Directed by Peter Jackson, “The Hobbit: The Desolation of Smaug” is the second installment of “The Hobbit” trilogy. He mainly owes his success to the impressive dragon embodied by Benedict Cumberbatch. Find out how Smaug was created.
The Hobbit : a new trilogy that pays off
Ten years after The Lord of the Rings: The Return of the Kingdirector Peter Jackson returned to Middle-earth to direct a trilogy adapted from the novel The Hobbit by JRR Tolkien. A new adventure, this time centered on Bilbo, played by Martin Freeman. Helped by Gandalf (Ian McKellen) and Thorin (Richard Armitage), the little Hobbit has the mission to take back the lost Kingdom of the Dwarves of Erebor from the claws of the terrible dragon Smaug.
Although the trilogy of Hobbit has met criticisms less eloquent than those around the Lord of the Ringsthis second saga nevertheless brought in more than $2.9 billion in box office receipts.
The desolation of Smaug : the most successful of the trilogy
Thus, in 2013, The Hobbit: The Desolation of Smaug, the second chapter of this new trilogy, is released in cinemas. A second part that takes our hero to the kingdom of Erebor. He then sees himself having to steal a powerful artifact from the dragon, still asleep in a deep sleep. An enthralling game follows, a perfectly mastered game of cat and mouse. A sublime apotheosis, which came conclude a globally successful second part.
If we really like this second film, it is in particular thanks to the presence of Smaug. The big lizard is, for the occasion, encamped by the big Benedict Cumberbatch, notably famous for his role as Dr Strange in the Marvel Cinematic Universe.
The Creation of Smaug
Weta Digital, Peter Jackson’s special effects companyhas, in 2014, unveiled at The Hollywood Reporter, a behind-the-scenes video of the creation of Smaug. David Clayton, who was part of the Oscar-nominated VFX team for his work on The Great Dragon, explained:
Our challenge with Smaug was to make it just as engaging and believable as its live-action counterparts.
Still according to David Clayton, the creation of Smaug begins in 2012when Benedict Cumberbatch travels to Wellington, New Zealand, at the Weta Digital studios:
Using our motion capture system, we recorded his performance. We first focused on the dialogue between Bilbo and the dragon. Having Benedict in a mocap suit was a lot of fun, for us, and hopefully for him too. It seemed to help him immerse himself and get to grips with the character.
After recording the actor’s performance, the VFX team then grafted his work on the dragon still in CGI:
Transforming Benedict’s performance into Smaug was no easy exercise. They have very different physiologies. As animators, we had to transpose Benedict’s performance, like the nuances of the head and the facial expressions. We then built most of his movements with keyframe animation.

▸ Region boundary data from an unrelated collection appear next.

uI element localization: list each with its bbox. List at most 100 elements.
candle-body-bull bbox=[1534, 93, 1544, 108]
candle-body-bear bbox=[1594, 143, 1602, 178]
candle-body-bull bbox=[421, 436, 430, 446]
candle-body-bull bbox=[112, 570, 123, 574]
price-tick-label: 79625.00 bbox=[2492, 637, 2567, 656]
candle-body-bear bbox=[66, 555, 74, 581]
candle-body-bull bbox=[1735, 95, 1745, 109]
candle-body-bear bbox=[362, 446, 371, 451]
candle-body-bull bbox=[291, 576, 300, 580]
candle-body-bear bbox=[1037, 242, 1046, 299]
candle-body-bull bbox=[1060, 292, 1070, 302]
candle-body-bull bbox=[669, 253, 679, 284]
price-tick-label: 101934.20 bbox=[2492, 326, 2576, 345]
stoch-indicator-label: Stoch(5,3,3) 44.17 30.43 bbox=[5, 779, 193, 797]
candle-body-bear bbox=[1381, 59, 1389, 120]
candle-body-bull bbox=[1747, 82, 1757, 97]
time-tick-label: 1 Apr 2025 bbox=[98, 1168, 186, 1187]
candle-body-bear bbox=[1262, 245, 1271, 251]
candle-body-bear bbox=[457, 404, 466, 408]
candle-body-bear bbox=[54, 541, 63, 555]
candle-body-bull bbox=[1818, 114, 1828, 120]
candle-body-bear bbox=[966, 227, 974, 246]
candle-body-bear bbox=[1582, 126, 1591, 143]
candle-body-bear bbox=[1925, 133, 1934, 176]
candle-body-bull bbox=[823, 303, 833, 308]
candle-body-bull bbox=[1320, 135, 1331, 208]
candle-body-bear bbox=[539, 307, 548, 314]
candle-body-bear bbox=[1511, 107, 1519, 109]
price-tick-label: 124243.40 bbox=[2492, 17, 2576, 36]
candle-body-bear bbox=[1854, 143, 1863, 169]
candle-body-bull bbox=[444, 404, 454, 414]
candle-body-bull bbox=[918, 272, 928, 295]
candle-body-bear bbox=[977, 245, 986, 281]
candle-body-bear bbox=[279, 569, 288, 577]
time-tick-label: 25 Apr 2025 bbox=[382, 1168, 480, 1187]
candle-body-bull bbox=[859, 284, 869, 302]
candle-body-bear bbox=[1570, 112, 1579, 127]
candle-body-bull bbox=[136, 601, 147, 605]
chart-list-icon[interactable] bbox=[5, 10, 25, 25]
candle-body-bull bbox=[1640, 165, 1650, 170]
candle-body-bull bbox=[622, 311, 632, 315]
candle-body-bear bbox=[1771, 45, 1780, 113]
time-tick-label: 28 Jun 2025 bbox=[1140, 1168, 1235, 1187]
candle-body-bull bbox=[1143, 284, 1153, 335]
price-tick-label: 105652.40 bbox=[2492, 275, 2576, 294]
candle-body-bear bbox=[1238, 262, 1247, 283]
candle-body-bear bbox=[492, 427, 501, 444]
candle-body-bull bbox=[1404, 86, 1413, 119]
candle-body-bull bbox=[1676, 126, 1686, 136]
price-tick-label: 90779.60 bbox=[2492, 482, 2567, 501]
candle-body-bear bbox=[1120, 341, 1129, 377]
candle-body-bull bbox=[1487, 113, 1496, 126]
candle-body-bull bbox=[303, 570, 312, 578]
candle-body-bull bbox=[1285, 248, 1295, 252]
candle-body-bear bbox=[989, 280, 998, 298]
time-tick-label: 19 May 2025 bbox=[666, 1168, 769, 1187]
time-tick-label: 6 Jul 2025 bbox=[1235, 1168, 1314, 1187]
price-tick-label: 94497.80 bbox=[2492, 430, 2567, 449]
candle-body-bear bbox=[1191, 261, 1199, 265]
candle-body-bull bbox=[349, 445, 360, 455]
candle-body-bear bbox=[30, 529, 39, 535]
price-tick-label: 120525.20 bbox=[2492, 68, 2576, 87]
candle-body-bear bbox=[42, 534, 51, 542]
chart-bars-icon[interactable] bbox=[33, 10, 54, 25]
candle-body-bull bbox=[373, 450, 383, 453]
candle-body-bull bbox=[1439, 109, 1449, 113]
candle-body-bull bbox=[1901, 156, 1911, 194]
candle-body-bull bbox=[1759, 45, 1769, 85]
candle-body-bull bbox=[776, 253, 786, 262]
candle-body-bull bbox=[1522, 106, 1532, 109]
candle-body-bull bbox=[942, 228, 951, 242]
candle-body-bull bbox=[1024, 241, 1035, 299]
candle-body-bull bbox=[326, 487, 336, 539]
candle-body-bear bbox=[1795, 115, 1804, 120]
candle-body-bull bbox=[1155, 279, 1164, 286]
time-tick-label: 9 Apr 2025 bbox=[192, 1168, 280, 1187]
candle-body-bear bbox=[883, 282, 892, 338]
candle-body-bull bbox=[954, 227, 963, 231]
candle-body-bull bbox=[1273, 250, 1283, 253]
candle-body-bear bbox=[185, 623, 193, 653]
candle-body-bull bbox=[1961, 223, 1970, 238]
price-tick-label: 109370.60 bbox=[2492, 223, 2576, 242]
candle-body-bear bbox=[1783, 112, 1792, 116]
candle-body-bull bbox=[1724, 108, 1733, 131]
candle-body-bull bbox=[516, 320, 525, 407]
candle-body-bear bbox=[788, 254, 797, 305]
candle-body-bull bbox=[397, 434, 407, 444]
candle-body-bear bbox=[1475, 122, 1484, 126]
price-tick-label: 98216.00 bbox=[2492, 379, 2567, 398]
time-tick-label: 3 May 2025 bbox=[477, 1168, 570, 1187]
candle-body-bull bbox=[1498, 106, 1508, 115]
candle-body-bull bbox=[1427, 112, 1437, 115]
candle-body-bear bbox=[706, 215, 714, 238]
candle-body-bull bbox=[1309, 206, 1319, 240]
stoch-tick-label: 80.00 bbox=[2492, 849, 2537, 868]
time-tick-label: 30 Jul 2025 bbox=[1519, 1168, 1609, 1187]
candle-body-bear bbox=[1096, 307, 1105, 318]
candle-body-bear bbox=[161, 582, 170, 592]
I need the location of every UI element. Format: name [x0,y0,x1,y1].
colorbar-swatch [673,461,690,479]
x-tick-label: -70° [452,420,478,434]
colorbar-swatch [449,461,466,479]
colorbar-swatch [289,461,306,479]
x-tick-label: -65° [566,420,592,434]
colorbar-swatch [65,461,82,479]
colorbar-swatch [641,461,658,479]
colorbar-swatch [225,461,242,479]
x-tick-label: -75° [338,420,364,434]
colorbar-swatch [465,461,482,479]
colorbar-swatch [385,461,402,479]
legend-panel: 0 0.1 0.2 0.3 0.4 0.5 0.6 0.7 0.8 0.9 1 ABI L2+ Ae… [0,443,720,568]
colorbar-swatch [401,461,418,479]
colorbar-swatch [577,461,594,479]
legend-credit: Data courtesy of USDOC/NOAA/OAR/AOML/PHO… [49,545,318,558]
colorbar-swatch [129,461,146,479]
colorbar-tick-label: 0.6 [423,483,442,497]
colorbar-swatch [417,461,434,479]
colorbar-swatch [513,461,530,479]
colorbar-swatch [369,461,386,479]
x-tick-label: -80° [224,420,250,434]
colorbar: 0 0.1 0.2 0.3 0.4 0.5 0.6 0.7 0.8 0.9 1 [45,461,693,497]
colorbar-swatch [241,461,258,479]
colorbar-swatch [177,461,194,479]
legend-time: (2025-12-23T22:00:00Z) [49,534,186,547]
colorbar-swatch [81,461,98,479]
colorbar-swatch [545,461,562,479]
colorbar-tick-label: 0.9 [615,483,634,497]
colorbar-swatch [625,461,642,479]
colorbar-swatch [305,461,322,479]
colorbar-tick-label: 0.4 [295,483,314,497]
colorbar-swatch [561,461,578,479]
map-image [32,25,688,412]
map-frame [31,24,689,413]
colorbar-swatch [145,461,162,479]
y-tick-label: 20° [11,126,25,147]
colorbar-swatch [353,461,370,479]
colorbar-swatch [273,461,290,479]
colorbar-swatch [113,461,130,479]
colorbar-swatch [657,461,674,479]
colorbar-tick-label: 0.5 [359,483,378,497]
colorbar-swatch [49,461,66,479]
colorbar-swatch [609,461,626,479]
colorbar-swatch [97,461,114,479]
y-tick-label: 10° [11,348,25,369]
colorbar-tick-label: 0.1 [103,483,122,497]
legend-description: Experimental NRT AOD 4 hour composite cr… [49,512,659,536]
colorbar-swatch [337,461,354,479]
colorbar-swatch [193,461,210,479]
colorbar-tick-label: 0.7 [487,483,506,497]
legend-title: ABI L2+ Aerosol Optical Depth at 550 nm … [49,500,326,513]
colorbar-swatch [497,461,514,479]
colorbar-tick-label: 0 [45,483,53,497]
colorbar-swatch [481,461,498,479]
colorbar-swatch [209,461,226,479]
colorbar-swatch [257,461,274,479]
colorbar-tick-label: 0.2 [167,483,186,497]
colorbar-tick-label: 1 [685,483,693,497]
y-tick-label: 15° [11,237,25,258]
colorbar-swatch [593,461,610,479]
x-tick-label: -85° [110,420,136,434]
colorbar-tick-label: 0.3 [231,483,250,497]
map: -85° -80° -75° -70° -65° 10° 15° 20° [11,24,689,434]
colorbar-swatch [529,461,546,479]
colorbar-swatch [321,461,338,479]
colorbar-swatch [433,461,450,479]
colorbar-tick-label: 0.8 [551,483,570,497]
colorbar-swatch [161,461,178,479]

Smaug comes to life little by little
To allow Smaug to move, the technical team wanted to put forward a confident dragon, sure of himself, that nothing impresses:
Smaug needed a formidable presence, so we worked hard to create awesome poses for his body, wings, and massive tail. He is also covered in a full range of moods, from supreme arrogance to paranoid suspicion, from curiosity to violent rage. The creation of his hands added versatility to his character. We achieved this by adding an extra thumb and index fingers to Smaug’s wings.
In addition to the dragon, the technical team was also forced to bring life to the rooms around it. Indeed, at the end of The Hobbit: The Desolation of Smaug, the dragon evolves in a room filled with gold and treasures of all kinds. It was therefore necessary for the VFX team to bring each of the gold coins to life who interacted with the reptile. Some sequences required the creation of a hundred million parts in CGI which move at the same time. A work of titan which was therefore nominated for the 86th edition of the Oscars in 2014. Unfortunately for David Clayton’s team, no Oscar was awarded to Peter Jackson’s film.